GAO sent questionnaires to 1,680 SSA clients, asking them to rate SSA services and to compare SSA to other government agencies, and found that: (1) 78 percent rated SSA services as good to very good; (2) 50 percent rated services as better than services received from other agencies; (3) 90 percent said that SSA employees were courteous; (4) 7 percent rated services as poor; and (5) those clients receiving SSI, the disabled, and denied claimants were less satisfied, and significant differences were noted between SSI and OASDI clients and between the disabled and nondisabled. GAO also found that: (1) of clients who visited field offices, 80 percent waited a reasonable amount of time for service and 88 percent had sufficient privacy to discuss personal business with SSA staff; (2) most clients considered mail from SSA generally easy to understand, but 50 percent had contacted SSA for clarification; and (3) of clients who reached SSA by phone for service, 47 percent made contact on their first attempt. GAO found several factors that make it difficult for SSA to deliver quality services, such as: (1) new program responsibilities and program changes mandated by Congress; (2) an antiquated computer system to process millions of annual transactions; (3) larger case loads as the number of older Americans increases; (4) diversion of resources to carry out judicial mandates; and (5) legislation with short implementation lead times. GAO noted that the SSA systems modernization plan should bring the agency's computer systems to a level that will improve service.

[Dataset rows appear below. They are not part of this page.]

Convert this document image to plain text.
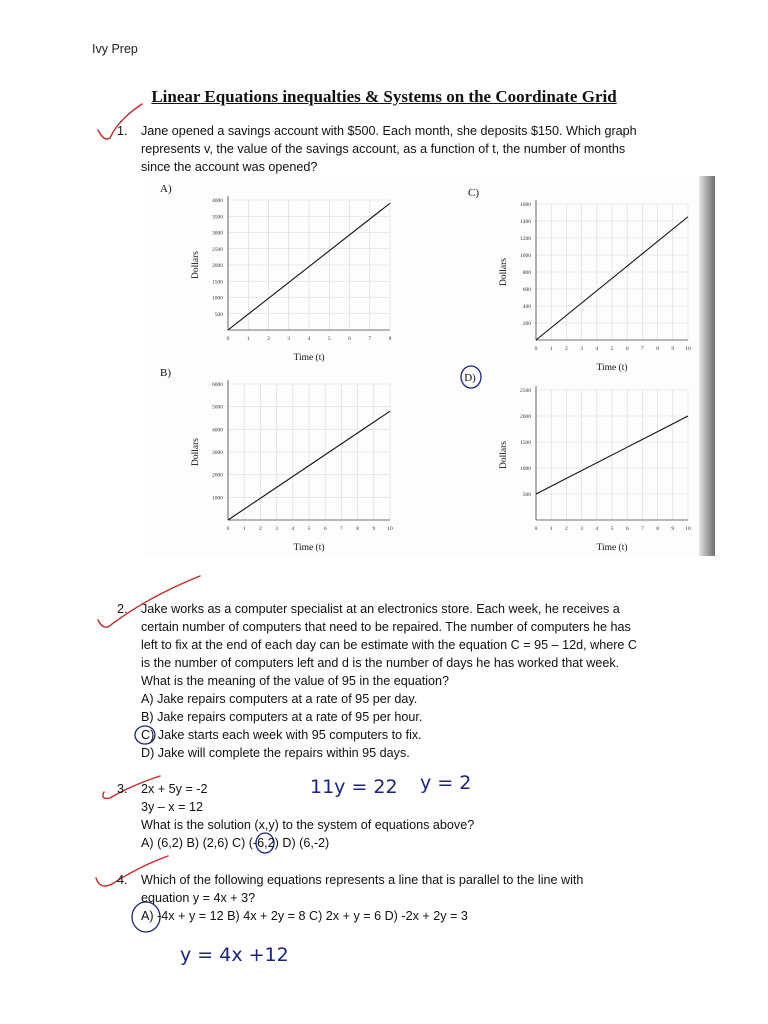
Ivy Prep
Linear Equations inequalties & Systems on the Coordinate Grid
1. Jane opened a savings account with $500. Each month, she deposits $150. Which graph
represents v, the value of the savings account, as a function of t, the number of months
since the account was opened?
A)
0	1	2	3	4	5	6	7	8
500
1000
1500
2000
2500
3000
3500
4000
Time (t)
Dollars
B)
0 1 2 3 4 5 6 7 8 9 10
1000
2000
3000
4000
5000
6000
Time (t)
Dollars
C)
0 1 2 3 4 5 6 7 8 9 10
200
400
600
800
1000
1200
1400
1600
Time (t)
Dollars
0 1 2 3 4 5 6 7 8 9 10
500
1000
1500
2000
2500
Time (t)
Dollars
D)
2. Jake works as a computer specialist at an electronics store. Each week, he receives a
certain number of computers that need to be repaired. The number of computers he has
left to fix at the end of each day can be estimate with the equation C = 95 – 12d, where C
is the number of computers left and d is the number of days he has worked that week.
What is the meaning of the value of 95 in the equation?
A) Jake repairs computers at a rate of 95 per day.
B) Jake repairs computers at a rate of 95 per hour.
C) Jake starts each week with 95 computers to fix.
D) Jake will complete the repairs within 95 days.
3. 2x + 5y = -2
3y – x = 12
What is the solution (x,y) to the system of equations above?
A) (6,2) B) (2,6) C) (-6,2) D) (6,-2)
11y = 22 y = 2
4. Which of the following equations represents a line that is parallel to the line with
equation y = 4x + 3?
A) -4x + y = 12 B) 4x + 2y = 8 C) 2x + y = 6 D) -2x + 2y = 3
y = 4x +12
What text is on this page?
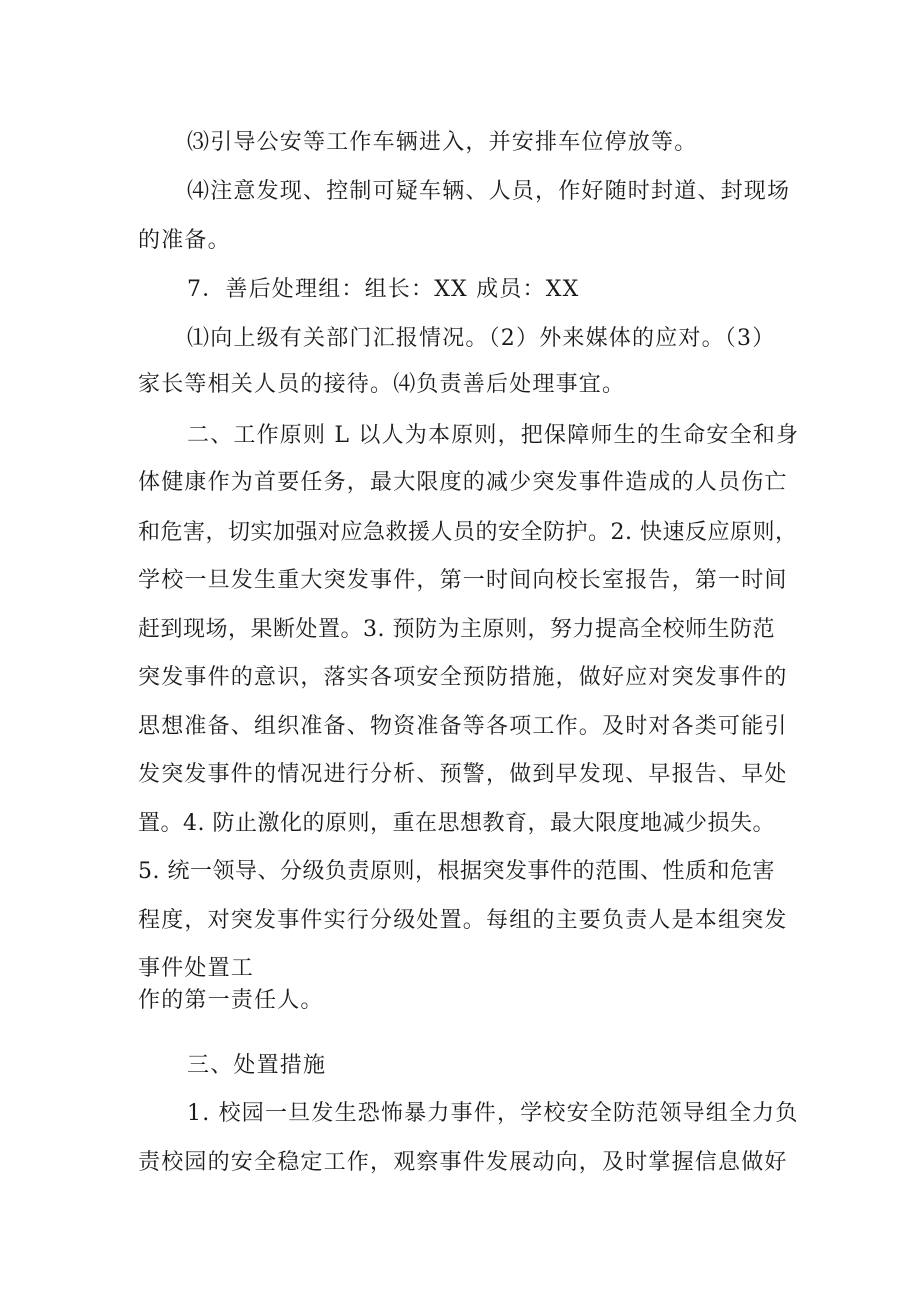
⑶引导公安等工作车辆进入，并安排车位停放等。
⑷注意发现、控制可疑车辆、人员，作好随时封道、封现场
的准备。
7．善后处理组：组长：XX 成员：XX
⑴向上级有关部门汇报情况。（2）外来媒体的应对。（3）
家长等相关人员的接待。⑷负责善后处理事宜。
二、工作原则 L 以人为本原则，把保障师生的生命安全和身
体健康作为首要任务，最大限度的减少突发事件造成的人员伤亡
和危害，切实加强对应急救援人员的安全防护。2. 快速反应原则，
学校一旦发生重大突发事件，第一时间向校长室报告，第一时间
赶到现场，果断处置。3. 预防为主原则，努力提高全校师生防范
突发事件的意识，落实各项安全预防措施，做好应对突发事件的
思想准备、组织准备、物资准备等各项工作。及时对各类可能引
发突发事件的情况进行分析、预警，做到早发现、早报告、早处
置。4. 防止激化的原则，重在思想教育，最大限度地减少损失。
5. 统一领导、分级负责原则，根据突发事件的范围、性质和危害
程度，对突发事件实行分级处置。每组的主要负责人是本组突发
事件处置工
作的第一责任人。
三、处置措施
1. 校园一旦发生恐怖暴力事件，学校安全防范领导组全力负
责校园的安全稳定工作，观察事件发展动向，及时掌握信息做好
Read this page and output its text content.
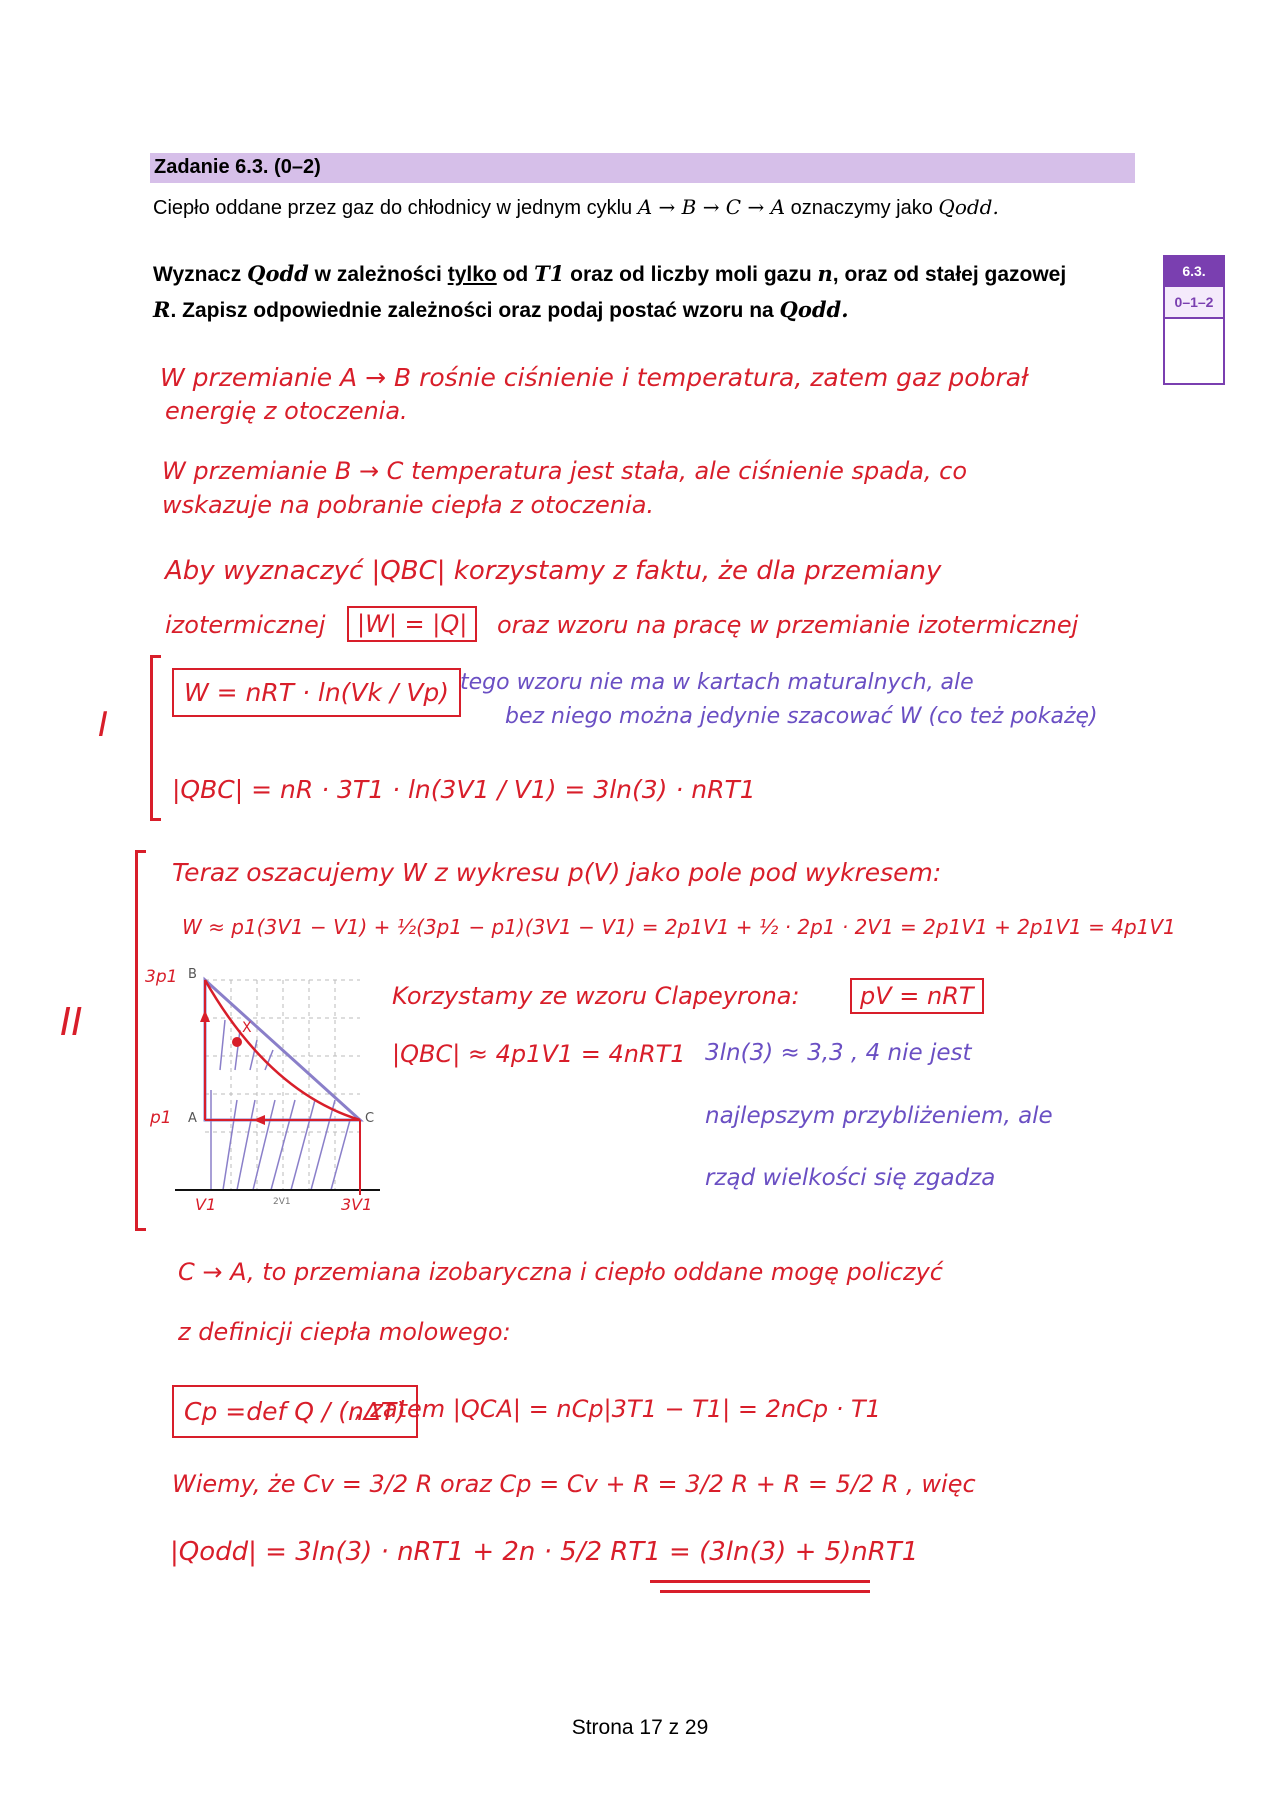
Zadanie 6.3. (0–2)
Ciepło oddane przez gaz do chłodnicy w jednym cyklu A → B → C → A oznaczymy jako Qodd.
Wyznacz Qodd w zależności tylko od T1 oraz od liczby moli gazu n, oraz od stałej gazowej R. Zapisz odpowiednie zależności oraz podaj postać wzoru na Qodd.
6.3.
0–1–2
W przemianie A → B rośnie ciśnienie i temperatura, zatem gaz pobrał
energię z otoczenia.
W przemianie B → C temperatura jest stała, ale ciśnienie spada, co
wskazuje na pobranie ciepła z otoczenia.
Aby wyznaczyć |QBC| korzystamy z faktu, że dla przemiany
izotermicznej	|W| = |Q|	oraz wzoru na pracę w przemianie izotermicznej
I
W = nRT · ln(Vk / Vp) tego wzoru nie ma w kartach maturalnych, ale
bez niego można jedynie szacować W (co też pokażę)
|QBC| = nR · 3T1 · ln(3V1 / V1) = 3ln(3) · nRT1
II
Teraz oszacujemy W z wykresu p(V) jako pole pod wykresem:
W ≈ p1(3V1 − V1) + ½(3p1 − p1)(3V1 − V1) = 2p1V1 + ½ · 2p1 · 2V1 = 2p1V1 + 2p1V1 = 4p1V1
Korzystamy ze wzoru Clapeyrona:	pV = nRT
|QBC| ≈ 4p1V1 = 4nRT1 3ln(3) ≈ 3,3 , 4 nie jest
najlepszym przybliżeniem, ale
rząd wielkości się zgadza
3p1
p1
B
A	C
X
V1	2V1	3V1
C → A, to przemiana izobaryczna i ciepło oddane mogę policzyć
z definicji ciepła molowego:
Cp =def Q / (nΔT)
, zatem |QCA| = nCp|3T1 − T1| = 2nCp · T1
Wiemy, że Cv = 3/2 R oraz Cp = Cv + R = 3/2 R + R = 5/2 R , więc
|Qodd| = 3ln(3) · nRT1 + 2n · 5/2 RT1 = (3ln(3) + 5)nRT1
Strona 17 z 29
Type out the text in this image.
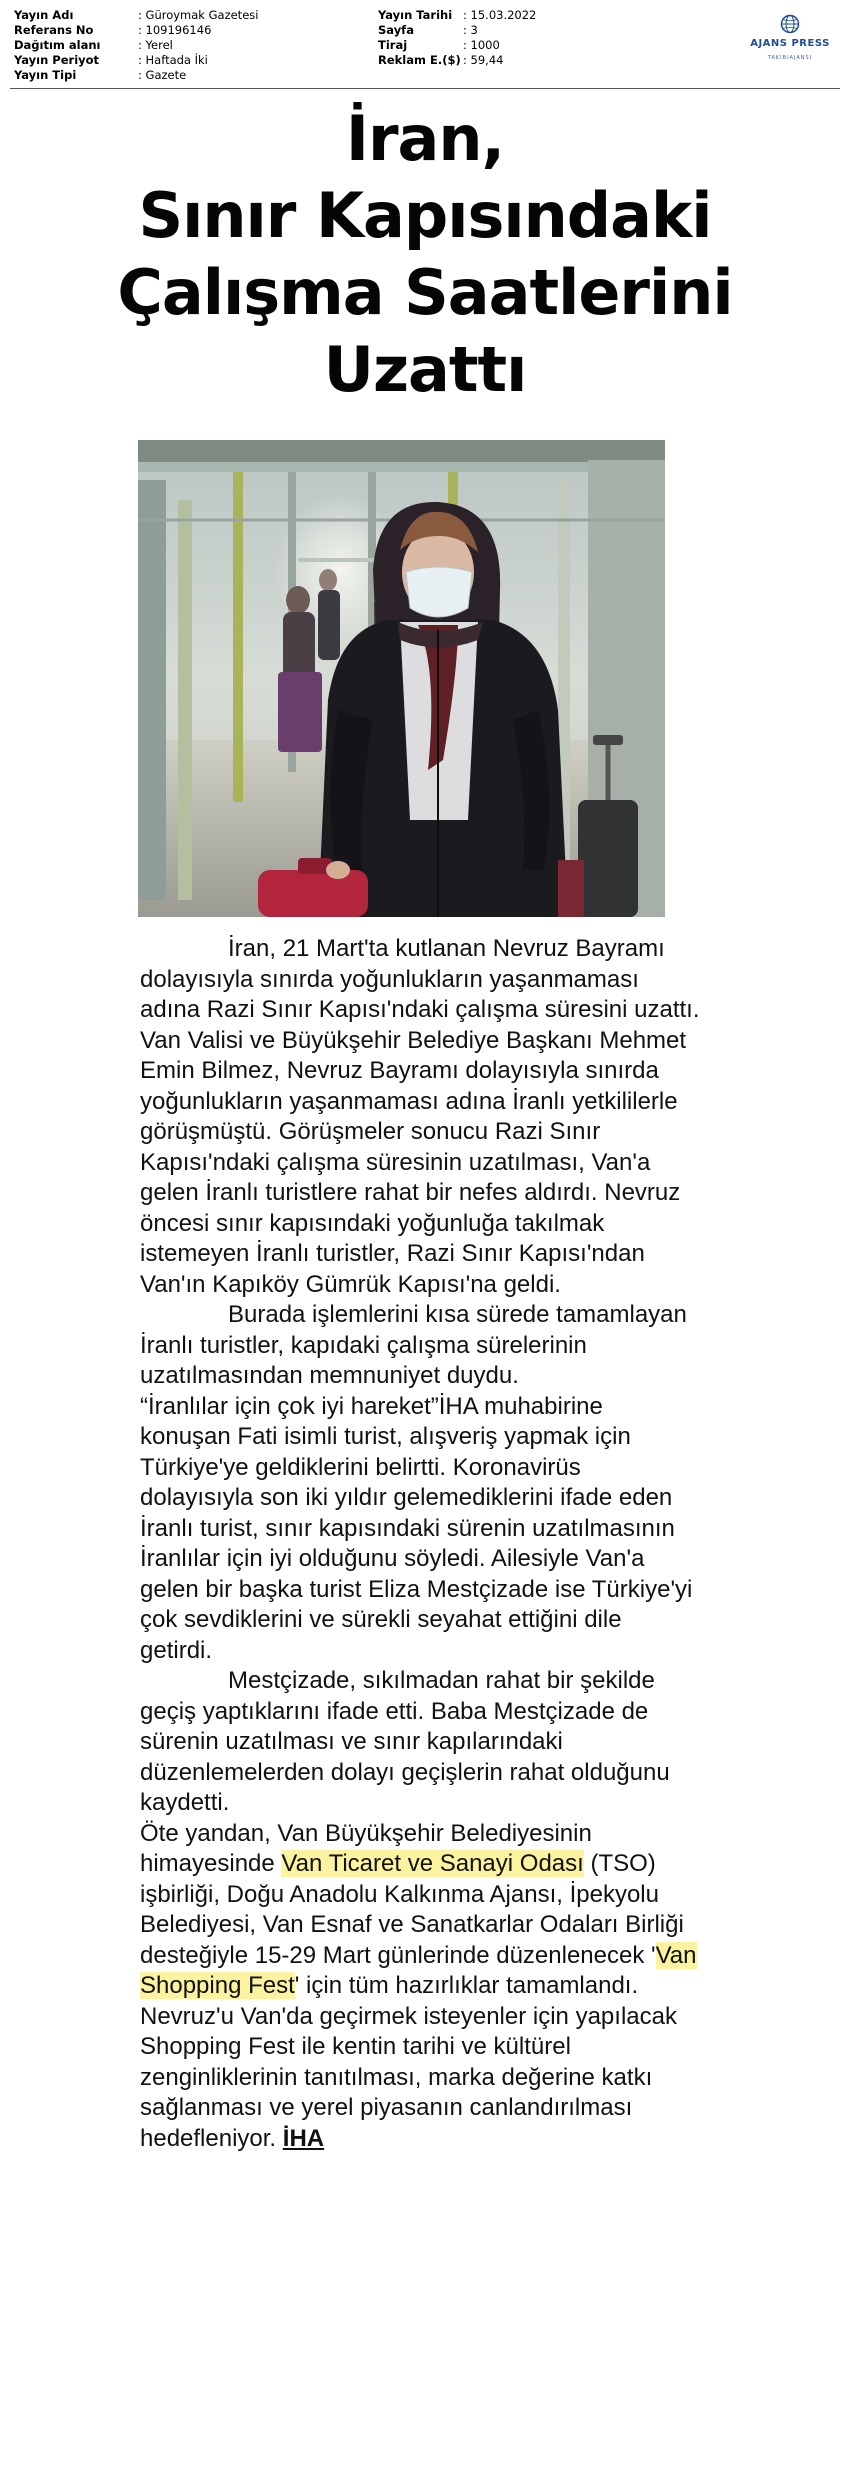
Yayın Adı	: Güroymak Gazetesi
Referans No	: 109196146
Dağıtım alanı	: Yerel
Yayın Periyot	: Haftada İki
Yayın Tipi	: Gazete
Yayın Tarihi : 15.03.2022
Sayfa	: 3
Tiraj	: 1000
Reklam E.($) : 59,44
AJANS PRESS
TAKIBIAJANSI
İran,
Sınır Kapısındaki
Çalışma Saatlerini
Uzattı

İran, 21 Mart'ta kutlanan Nevruz Bayramı dolayısıyla sınırda yoğunlukların yaşanmaması adına Razi Sınır Kapısı'ndaki çalışma süresini uzattı.

Van Valisi ve Büyükşehir Belediye Başkanı Mehmet Emin Bilmez, Nevruz Bayramı dolayısıyla sınırda yoğunlukların yaşanmaması adına İranlı yetkililerle görüşmüştü. Görüşmeler sonucu Razi Sınır Kapısı'ndaki çalışma süresinin uzatılması, Van'a gelen İranlı turistlere rahat bir nefes aldırdı. Nevruz öncesi sınır kapısındaki yoğunluğa takılmak istemeyen İranlı turistler, Razi Sınır Kapısı'ndan Van'ın Kapıköy Gümrük Kapısı'na geldi.

Burada işlemlerini kısa sürede tamamlayan İranlı turistler, kapıdaki çalışma sürelerinin uzatılmasından memnuniyet duydu.

“İranlılar için çok iyi hareket”İHA muhabirine konuşan Fati isimli turist, alışveriş yapmak için Türkiye'ye geldiklerini belirtti. Koronavirüs dolayısıyla son iki yıldır gelemediklerini ifade eden İranlı turist, sınır kapısındaki sürenin uzatılmasının İranlılar için iyi olduğunu söyledi. Ailesiyle Van'a gelen bir başka turist Eliza Mestçizade ise Türkiye'yi çok sevdiklerini ve sürekli seyahat ettiğini dile getirdi.

Mestçizade, sıkılmadan rahat bir şekilde geçiş yaptıklarını ifade etti. Baba Mestçizade de sürenin uzatılması ve sınır kapılarındaki düzenlemelerden dolayı geçişlerin rahat olduğunu kaydetti.

Öte yandan, Van Büyükşehir Belediyesinin himayesinde Van Ticaret ve Sanayi Odası (TSO) işbirliği, Doğu Anadolu Kalkınma Ajansı, İpekyolu Belediyesi, Van Esnaf ve Sanatkarlar Odaları Birliği desteğiyle 15-29 Mart günlerinde düzenlenecek 'Van Shopping Fest' için tüm hazırlıklar tamamlandı. Nevruz'u Van'da geçirmek isteyenler için yapılacak Shopping Fest ile kentin tarihi ve kültürel zenginliklerinin tanıtılması, marka değerine katkı sağlanması ve yerel piyasanın canlandırılması hedefleniyor. İHA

Recommendation for Executive Action
Status: Closed - Implemented
Comments: SSA contracted with an agency to perform the survey. The results are due in the summer of 1988. Because SSA committed itself to various congressional committees to do those surveys, there is no need to keep this recommendation open.
Recommendation: The Secretary of Health and Human Services should direct the Commissioner of Social Security to conduct periodic surveys of client satisfaction with the quality of SSA service and advise Congress of the results.